Zwar ist die Strafkammer letztlich vom Vorliegen eines minder schweren Falls nach § 224 Abs. 1 Hs. 2 StGB ausgegangen, dies aber nur unter zusätzlicher Berücksichtigung der verminderten Schuldfähigkeit des Angeklagten. Der Senat vermag nicht auszuschließen, dass das Landgericht ohne den aufgezeigten Rechtsfehler bereits aufgrund der allgemeinen Strafzumessungserwägungen zur Annahme eines minder schweren Falls gekommen wäre; in diesem Fall hätte der vertypte Strafmilderungsgrund des § 21 StGB noch für eine mögliche Strafrahmenverschiebung gemäß § 49 Abs. 1 StGB zur Verfügung gestanden.
Da es sich lediglich um einen Wertungsfehler handelt, können die dem Strafausspruch zugrunde liegenden Feststellungen bestehen bleiben.
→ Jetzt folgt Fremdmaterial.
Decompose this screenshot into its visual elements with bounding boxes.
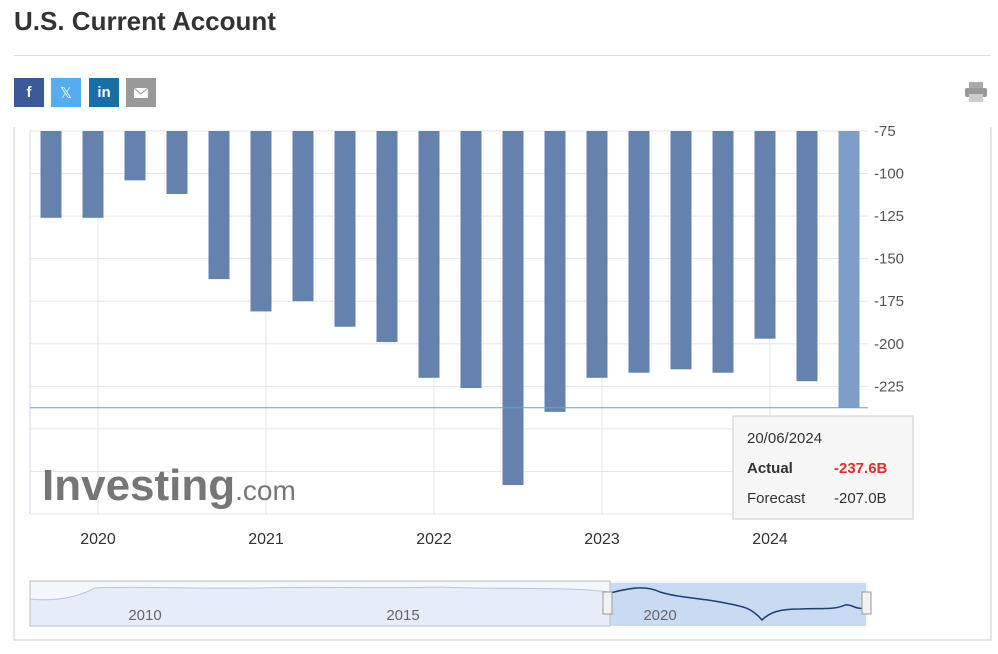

Ergänzende Feststellungen, die zu den bereits getroffenen nicht in Widerspruch treten dürfen, sind möglich.
3. Die Nichtanordnung der Unterbringung des Angeklagten in einem psychiatrischen Krankenhaus weist keinen Rechtsfehler auf.
4. Auch die Einziehungsentscheidung hat im Ergebnis Bestand. Zwar ist das Tatgericht grundsätzlich gehalten, den einzuziehenden Gegenstand in der Entscheidungsformel konkret zu bezeichnen (vgl. BGH, Beschluss vom 4. November 2014 - 1 StR 474/14, StraFo 2015, 22 mwN), woran es hier fehlt, da das Landgericht lediglich die Einziehung des „Tatwerkzeugs“ angeordnet hat. Vorliegend lässt sich aber den Gründen des angefochtenen Urteils eindeutig entnehmen, dass es sich bei dem Einziehungsgegenstand um das von dem Angeklagten bei der Tat verwendete Hackebeil handelt.
5. Für die neue Verhandlung und Entscheidung weist der Senat darauf hin, dass in Fällen, in denen aufgrund besonderer Umstände - etwa verminderter Schuldfähigkeit nach § 21 StGB - sowohl eine Strafrahmenverschiebung als auch die Annahme eines minder schweren Falls möglich ist, die Urteilsgründe erkennen lassen müssen, dass sich das Tatgericht zweier unterschiedlicher Strafrahmen bewusst war (vgl. BGH, Beschluss vom 11. August 1987 - 3 StR 341/87, StV 1988, 385; Fischer, StGB, 66. Aufl., § 50 Rn. 5).